As it happens, a data warehouse isn’t that different. Ultimately, it’s a convenient way of storing large quantities of data. The key term here is ‘convenient’.
In one type of data warehouse, convenience is maximised for storage. It’s made as easy as possible to load data and hold it securely. This is the approach taken, in a different field, by major books repositories such as the British Library: as books arrive, they’re simply stored on the next available shelf space with no attempt to try to put them into any kind of order, whether of author or of subject matter. The label that goes on the back of the book simply indicates where in the shelving it’s stored and tells you absolutely nothing about the nature of the book or what’s in it.
Trinity College Dublin |
This approach is ideal for storage, hopeless for retrieval.
A great many data warehouses, and in particular most of the older ones, are of this type.
The data is securely stored and, as long as you can go straight to it and find exactly the information you want, then it’s fine to hold it that way. However, if you want to do something a little more sophisticated, say you want to start collecting related groups of information, this method is no good at all.
What you need in these circumstances is something less like the British Library and more like a bookshop. There the books are collected first by subject matter, then by author or title. The beauty of this is that as long as you know the structure, you can find not just the particular book you want but also get quickly to other, related books. You wanted a book about travel in Spain – you may well find a whole shelf of them including not just the one you were looking for but perhaps another which is even better.
Of course, when it comes to data you can do far, far more than a bookshop. Because pulling the data together into various collections can be done simultaneously in many different ways. I’m sold on the approach known as dimensional modelling. What this means, from a user point of view, is that a healthcare data warehouse would contain lists of patients, dates, specialties, consultants, diagnoses, in short of anything that can be regarded as a ‘dimension’ or classification of your’. Each of these lists is linked to a set of facts about what was done for any patient at any time.

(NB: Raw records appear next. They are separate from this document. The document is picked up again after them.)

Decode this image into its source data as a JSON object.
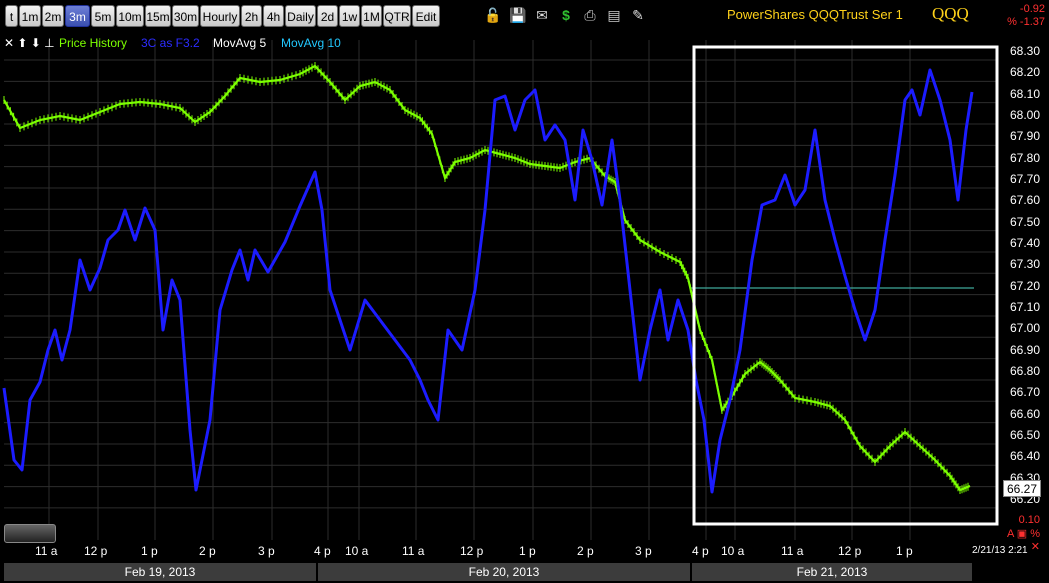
{
  "toolbar": {
    "buttons": [
      "t",
      "1m",
      "2m",
      "3m",
      "5m",
      "10m",
      "15m",
      "30m",
      "Hourly",
      "2h",
      "4h",
      "Daily",
      "2d",
      "1w",
      "1M",
      "QTR",
      "Edit"
    ],
    "active": "3m",
    "icons": [
      "lock-icon",
      "save-icon",
      "email-icon",
      "dollar-icon",
      "print-icon",
      "card-icon",
      "pencil-icon"
    ]
  },
  "header": {
    "title": "PowerShares QQQTrust Ser 1",
    "symbol": "QQQ",
    "change": "-0.92",
    "change_pct": "% -1.37"
  },
  "legend": {
    "arrows": "✕ ⬆ ⬇ ⊥",
    "items": [
      {
        "label": "Price History",
        "color": "#7cff00"
      },
      {
        "label": "3C as F3.2",
        "color": "#2c2cff"
      },
      {
        "label": "MovAvg 5",
        "color": "#ffffff"
      },
      {
        "label": "MovAvg 10",
        "color": "#22c8ff"
      }
    ]
  },
  "yaxis": {
    "labels": [
      "68.30",
      "68.20",
      "68.10",
      "68.00",
      "67.90",
      "67.80",
      "67.70",
      "67.60",
      "67.50",
      "67.40",
      "67.30",
      "67.20",
      "67.10",
      "67.00",
      "66.90",
      "66.80",
      "66.70",
      "66.60",
      "66.50",
      "66.40",
      "66.30",
      "66.20"
    ],
    "current_price": "66.27",
    "bottom_value": "0.10"
  },
  "xaxis": {
    "ticks": [
      "11 a",
      "12 p",
      "1 p",
      "2 p",
      "3 p",
      "4 p",
      "10 a",
      "11 a",
      "12 p",
      "1 p",
      "2 p",
      "3 p",
      "4 p",
      "10 a",
      "11 a",
      "12 p",
      "1 p"
    ],
    "dates": [
      "Feb 19, 2013",
      "Feb 20, 2013",
      "Feb 21, 2013"
    ],
    "timestamp": "2/21/13 2:21",
    "bottom_icons": "A ▣ % ✕"
  },
  "colors": {
    "price": "#7cff00",
    "indicator": "#1c1cff",
    "hline": "#3fa89a",
    "grid": "#2d2d2d",
    "highlight": "#ffffff"
  }
}
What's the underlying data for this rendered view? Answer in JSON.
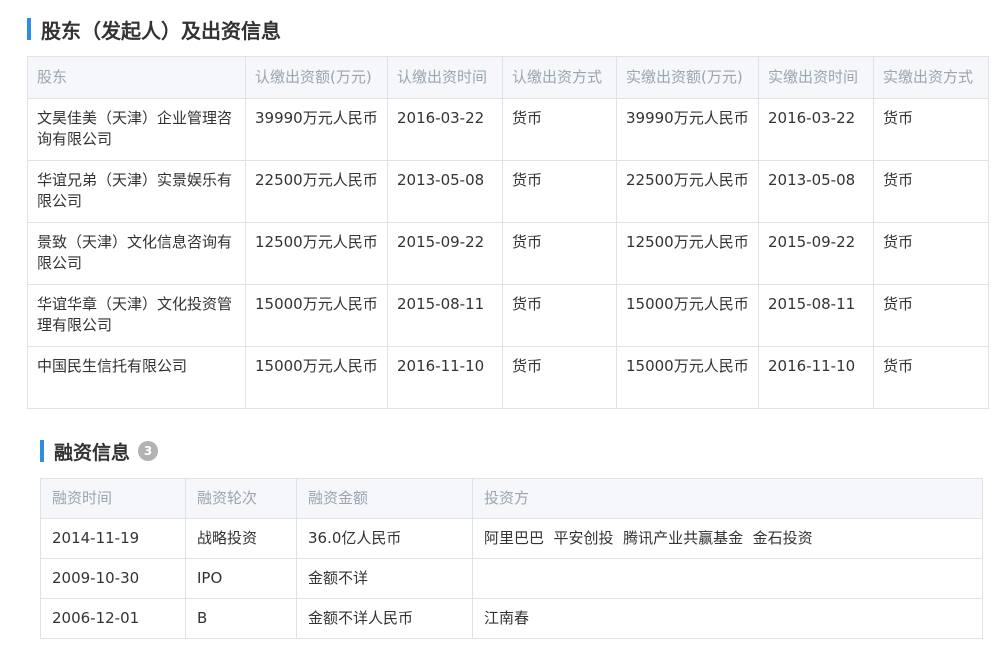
{
  "shareholders": {
    "title": "股东（发起人）及出资信息",
    "headers": [
      "股东",
      "认缴出资额(万元)",
      "认缴出资时间",
      "认缴出资方式",
      "实缴出资额(万元)",
      "实缴出资时间",
      "实缴出资方式"
    ],
    "rows": [
      [
        "文昊佳美（天津）企业管理咨询有限公司",
        "39990万元人民币",
        "2016-03-22",
        "货币",
        "39990万元人民币",
        "2016-03-22",
        "货币"
      ],
      [
        "华谊兄弟（天津）实景娱乐有限公司",
        "22500万元人民币",
        "2013-05-08",
        "货币",
        "22500万元人民币",
        "2013-05-08",
        "货币"
      ],
      [
        "景致（天津）文化信息咨询有限公司",
        "12500万元人民币",
        "2015-09-22",
        "货币",
        "12500万元人民币",
        "2015-09-22",
        "货币"
      ],
      [
        "华谊华章（天津）文化投资管理有限公司",
        "15000万元人民币",
        "2015-08-11",
        "货币",
        "15000万元人民币",
        "2015-08-11",
        "货币"
      ],
      [
        "中国民生信托有限公司",
        "15000万元人民币",
        "2016-11-10",
        "货币",
        "15000万元人民币",
        "2016-11-10",
        "货币"
      ]
    ]
  },
  "financing": {
    "title": "融资信息",
    "count": "3",
    "headers": [
      "融资时间",
      "融资轮次",
      "融资金额",
      "投资方"
    ],
    "rows": [
      [
        "2014-11-19",
        "战略投资",
        "36.0亿人民币",
        "阿里巴巴  平安创投  腾讯产业共赢基金  金石投资"
      ],
      [
        "2009-10-30",
        "IPO",
        "金额不详",
        ""
      ],
      [
        "2006-12-01",
        "B",
        "金额不详人民币",
        "江南春"
      ]
    ]
  },
  "colors": {
    "accent": "#2e8ee6",
    "header_bg": "#f5f7fa",
    "header_text": "#9aa5b1",
    "border": "#dfe3e8",
    "badge_bg": "#b2b2b2"
  }
}
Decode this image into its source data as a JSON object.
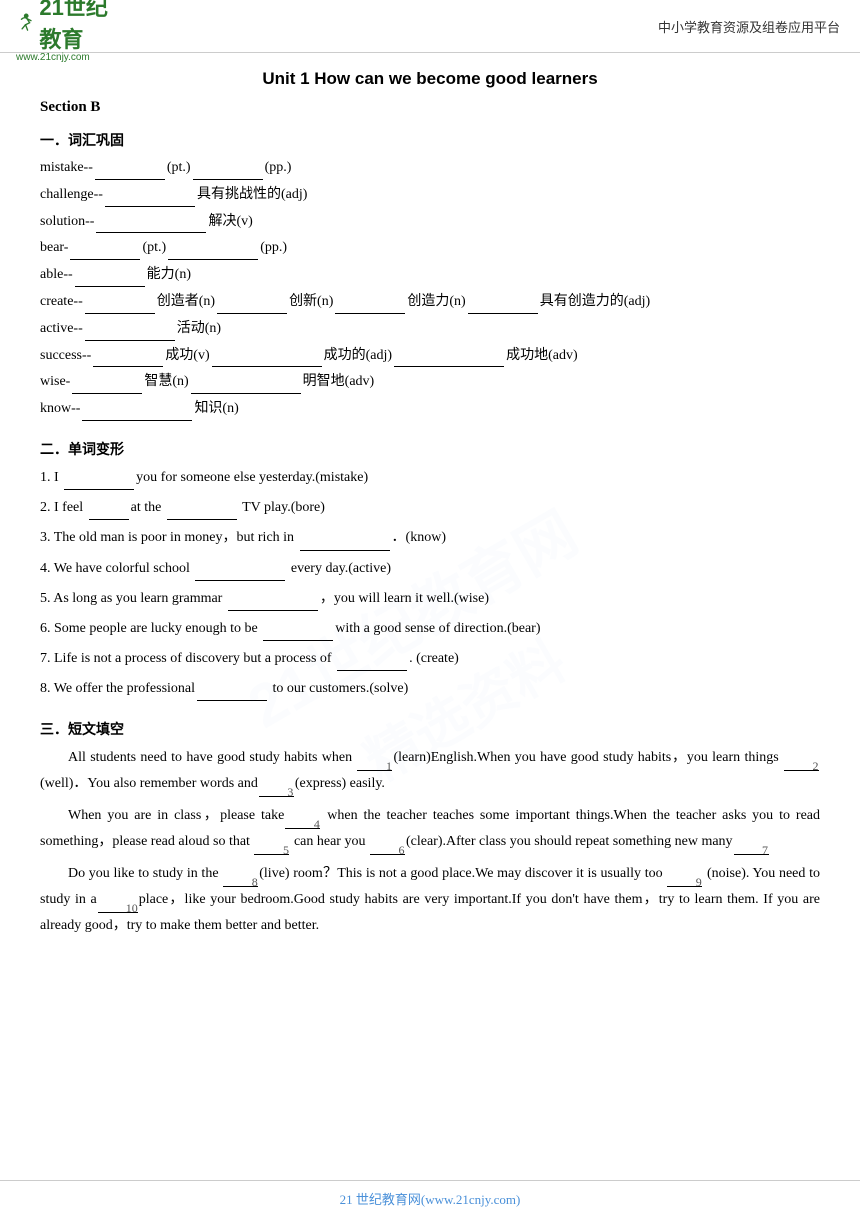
{
  "header": {
    "logo_text_21": "21世纪教育",
    "logo_url": "www.21cnjy.com",
    "header_right": "中小学教育资源及组卷应用平台"
  },
  "main_title": "Unit 1 How can we become good learners",
  "section_b": "Section B",
  "sections": [
    {
      "id": "one",
      "label": "一．词汇巩固",
      "items": [
        "mistake--__________(pt.)__________(pp.)",
        "challenge--__________ 具有挑战性的(adj)",
        "solution--____________ 解决(v)",
        "bear-__________(pt.)__________(pp.)",
        "able--__________ 能力(n)",
        "create--________创造者(n)__________创新(n)__________创造力(n)________具有创造力的(adj)",
        "active--__________ 活动(n)",
        "success--__________成功(v)____________成功的(adj)____________成功地(adv)",
        "wise-__________智慧(n)____________明智地(adv)",
        "know--____________知识(n)"
      ]
    },
    {
      "id": "two",
      "label": "二．单词变形",
      "items": [
        "1. I ________you for someone else yesterday.(mistake)",
        "2. I feel ________at the _________ TV play.(bore)",
        "3. The old man is poor in money，but rich in _________．(know)",
        "4. We have colorful school _________ every day.(active)",
        "5. As long as you learn grammar _________，you will learn it well.(wise)",
        "6. Some people are lucky enough to be ________with a good sense of direction.(bear)",
        "7. Life is not a process of discovery but a process of _________. (create)",
        "8. We offer the professional_______ to our customers.(solve)"
      ]
    },
    {
      "id": "three",
      "label": "三．短文填空",
      "passage": [
        {
          "text": "All students need to have good study habits when ____1___(learn)English.When you have good study habits，you learn things ___2____ (well)．You also remember words and____3___(express) easily."
        },
        {
          "text": "When you are in class，please take____4____ when the teacher teaches some important things.When the teacher asks you to read something，please read aloud so that ___5____ can hear you ____6___(clear).After class you should repeat something new many______7____"
        },
        {
          "text": "Do you like to study in the ____8___(live) room？This is not a good place.We may discover it is usually too ____9____ (noise). You need to study in a_____10____place，like your bedroom.Good study habits are very important.If you don't have them，try to learn them. If you are already good，try to make them better and better."
        }
      ]
    }
  ],
  "footer": {
    "text": "21 世纪教育网(www.21cnjy.com)"
  },
  "watermark": {
    "line1": "21世纪教育网",
    "line2": "精选资料"
  }
}
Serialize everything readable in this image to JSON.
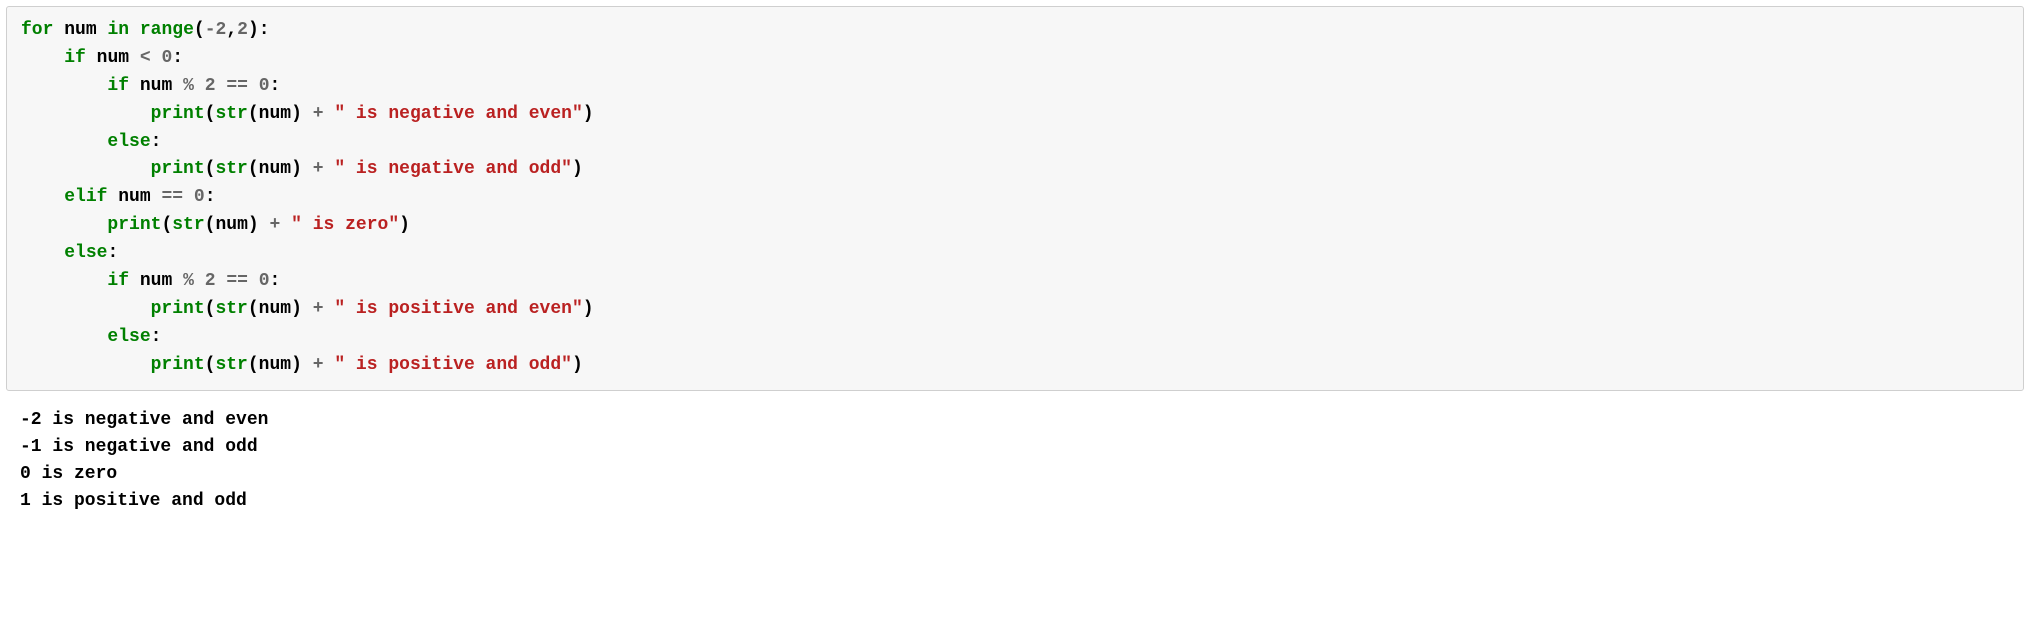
{
  "code": {
    "line1": {
      "kw_for": "for",
      "id_num": "num",
      "kw_in": "in",
      "bi_range": "range",
      "pun_open": "(",
      "op_neg": "-",
      "num_2a": "2",
      "pun_comma": ",",
      "num_2b": "2",
      "pun_close": ")",
      "pun_colon": ":"
    },
    "line2": {
      "kw_if": "if",
      "id_num": "num",
      "op_lt": "<",
      "num_0": "0",
      "pun_colon": ":"
    },
    "line3": {
      "kw_if": "if",
      "id_num": "num",
      "op_mod": "%",
      "num_2": "2",
      "op_eq": "==",
      "num_0": "0",
      "pun_colon": ":"
    },
    "line4": {
      "bi_print": "print",
      "pun_open": "(",
      "bi_str": "str",
      "pun_open2": "(",
      "id_num": "num",
      "pun_close2": ")",
      "op_plus": "+",
      "str_val": "\" is negative and even\"",
      "pun_close": ")"
    },
    "line5": {
      "kw_else": "else",
      "pun_colon": ":"
    },
    "line6": {
      "bi_print": "print",
      "pun_open": "(",
      "bi_str": "str",
      "pun_open2": "(",
      "id_num": "num",
      "pun_close2": ")",
      "op_plus": "+",
      "str_val": "\" is negative and odd\"",
      "pun_close": ")"
    },
    "line7": {
      "kw_elif": "elif",
      "id_num": "num",
      "op_eq": "==",
      "num_0": "0",
      "pun_colon": ":"
    },
    "line8": {
      "bi_print": "print",
      "pun_open": "(",
      "bi_str": "str",
      "pun_open2": "(",
      "id_num": "num",
      "pun_close2": ")",
      "op_plus": "+",
      "str_val": "\" is zero\"",
      "pun_close": ")"
    },
    "line9": {
      "kw_else": "else",
      "pun_colon": ":"
    },
    "line10": {
      "kw_if": "if",
      "id_num": "num",
      "op_mod": "%",
      "num_2": "2",
      "op_eq": "==",
      "num_0": "0",
      "pun_colon": ":"
    },
    "line11": {
      "bi_print": "print",
      "pun_open": "(",
      "bi_str": "str",
      "pun_open2": "(",
      "id_num": "num",
      "pun_close2": ")",
      "op_plus": "+",
      "str_val": "\" is positive and even\"",
      "pun_close": ")"
    },
    "line12": {
      "kw_else": "else",
      "pun_colon": ":"
    },
    "line13": {
      "bi_print": "print",
      "pun_open": "(",
      "bi_str": "str",
      "pun_open2": "(",
      "id_num": "num",
      "pun_close2": ")",
      "op_plus": "+",
      "str_val": "\" is positive and odd\"",
      "pun_close": ")"
    }
  },
  "output": {
    "line1": "-2 is negative and even",
    "line2": "-1 is negative and odd",
    "line3": "0 is zero",
    "line4": "1 is positive and odd"
  }
}
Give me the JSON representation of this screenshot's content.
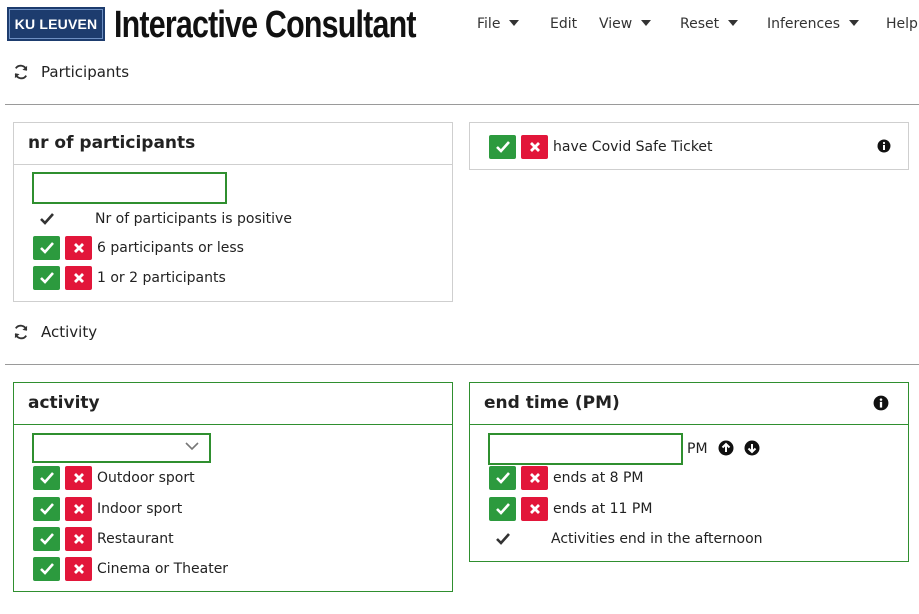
{
  "header": {
    "logo_text": "KU LEUVEN",
    "app_title": "Interactive Consultant",
    "menu": [
      {
        "label": "File",
        "dropdown": true
      },
      {
        "label": "Edit",
        "dropdown": false
      },
      {
        "label": "View",
        "dropdown": true
      },
      {
        "label": "Reset",
        "dropdown": true
      },
      {
        "label": "Inferences",
        "dropdown": true
      },
      {
        "label": "Help",
        "dropdown": false
      }
    ]
  },
  "sections": {
    "participants": {
      "title": "Participants",
      "icon": "refresh-icon"
    },
    "activity": {
      "title": "Activity",
      "icon": "refresh-icon"
    }
  },
  "cards": {
    "nr_participants": {
      "title": "nr of participants",
      "input_value": "",
      "rows": [
        {
          "label": "Nr of participants is positive",
          "state": "derived-true"
        },
        {
          "label": "6 participants or less",
          "state": "choice"
        },
        {
          "label": "1 or 2 participants",
          "state": "choice"
        }
      ]
    },
    "covid": {
      "label": "have Covid Safe Ticket",
      "icon": "info-icon"
    },
    "activity": {
      "title": "activity",
      "select_value": "",
      "rows": [
        {
          "label": "Outdoor sport"
        },
        {
          "label": "Indoor sport"
        },
        {
          "label": "Restaurant"
        },
        {
          "label": "Cinema or Theater"
        }
      ]
    },
    "end_time": {
      "title": "end time (PM)",
      "input_value": "",
      "unit": "PM",
      "rows": [
        {
          "label": "ends at 8 PM",
          "state": "choice"
        },
        {
          "label": "ends at 11 PM",
          "state": "choice"
        },
        {
          "label": "Activities end in the afternoon",
          "state": "derived-true"
        }
      ]
    }
  },
  "colors": {
    "accept": "#2c9a3e",
    "reject": "#e2163a",
    "focus_border": "#2f8f2f",
    "logo_bg": "#1d3c6e"
  }
}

A fact table at the centre, dimensions linked to it |
That’s a bit like knowing that John Le Carré’s Tinker, Tailor, Soldier, Spy is simultaneously stored under spy novels, under fiction about the cold war, under Le Carré but also under his real name of David Cornwell, under books published in 1974, and under any other category that some user might find interesting. And, because we’re talking about computer technology, it’s under all those categories although there’s actually only one copy of the book in the bookshop.
Now that’s a warehouse structure designed to optimise retrieval rather than storage, and therefore to make reporting particularly easy. That’s why this second more modern approach to structure is so much more to be preferred than the older one.
But then there’s one other aspect of data warehouses which makes them particularly powerful, whether they’re of the older or the newer type.
They can include rules engines which manipulate the data.
If the incoming data is of poor quality, rules can tell you so: in the bookshop example, you’d get an alert saying ‘the author’s name is illegible’, ‘the date of publication isn’t given’ so that you can get the classification information improved.
If you need to add new information derived from the incoming data, rules can do that too: if you know that data from one department in the hospital shows the consultant identifier as a code, say ‘MKRS’ and you want it to be stored as ‘Mr Mark Smith’, you can define a rule that adds the form you want. In the bookshop example, it could add ‘David Cornwell’ to John le Carré’s name.
Taken together, these aspects of data warehouses – structures optimised for reporting and the application of well-defined rules – make them absolutely essential tools for understanding healthcare activity. They can take raw data and turn them into management information. With the difficult management decisions that lie ahead, that’s more crucial than ever before.